The download page doesn't show anything particularly helpful if you're on an unsupported platform (eg Linux). From the source:

window.onload = function detectOS(){

   if (navigator.userAgent.indexOf("Mac")!=-1) window.location.replace("/download/mac");

   if (navigator.userAgent.indexOf("Win")!=-1) window.location.replace("/download/windows");

   if (screen.width <= 992) {window.location.replace("/download/other-device");};

   return undefined;
}


It's a very cool product, which I've only used briefly.

However, product aside, their promotional videos are _phenomenal_. Not sure if they are making these in-house or some company is putting them together, but someone is doing a great job.


Both this video (https://sandwich.co/work/descript-video/), and their original promotional video (https://sandwich.co/work/its-how-you-make-a-podcast/), were done by Sandwich.


Just watched a few more of their videos and they are indeed great: https://sandwich.co/work/category/featured/

But--potentially dumb question--where the heck would you encounter these videos in the wild? These sadly aren't e.g. the types of video I see as Youtube ads.


That's amazing, so fun to watch and feels 0% forced. I'm impressed.


Could anyone spit ball the cost of such a video?

I'll try: $100k (USD)

Higher or lower?


From their FAQ [0]:

“Typically, $200K is a good starting point, though we’ll also work with a lot more. If you’re a startup with an idea we absolutely have to get behind, we can get creative with equity.“

[0] https://sandwich.co/faq/


Depends entirely on who you hire and how much you let them know about your budget. I am confident that I saw a HN post years ago that mentioned Sandwich starts at $250k but again client work is almost always very negotiable.


Wow, it’s good but $250k is a shedload of cash, you could hire 3 people in this field for a year for that (certainly in London). They could do all your training material too...


I'm sure it blows up when you need actors and studios.


I’m not sure you’ve noticed but there are more actors than there are jobs. The actual shoot time for something like this is what 2-3 days. Let’s budget a crazy $50000 for those things (reality - you’d be hard pushed to spend $20k).


The FAQ answer that says $200k should probably be authoritative, but... I'm just guessing Sandwich is actually surprisingly flexible about budgeting.

They do have a series where they shot three videos at three different budget levels ($1k, $10k, $100k) for the same product (https://sandwich.co/clients/wistia/). Take from that what you will...
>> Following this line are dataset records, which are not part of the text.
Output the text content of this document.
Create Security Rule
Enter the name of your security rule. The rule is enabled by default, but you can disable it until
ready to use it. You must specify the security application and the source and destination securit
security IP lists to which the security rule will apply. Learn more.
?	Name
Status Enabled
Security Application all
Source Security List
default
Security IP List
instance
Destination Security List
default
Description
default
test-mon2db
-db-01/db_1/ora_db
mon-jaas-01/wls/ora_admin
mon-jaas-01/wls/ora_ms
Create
This is amazing, I wonder how I can do this offline, using open source tools.

Are there any really good open source speech to text programs? I imagine it's going to involve a pre-trained neural net.

[update] Following a thread https://news.ycombinator.com/item?id=20097542

It looks like I might be able to do this (speech recognition) in less than real time (because I don't have a GPU) using https://github.com/mozilla/DeepSpeech


> Are there any really good open source speech to text programs?

I've looked into the field this year (exploring to build a product in a similar niche to Descript), but everything I've encountered and tested is severly lacking (including Descript).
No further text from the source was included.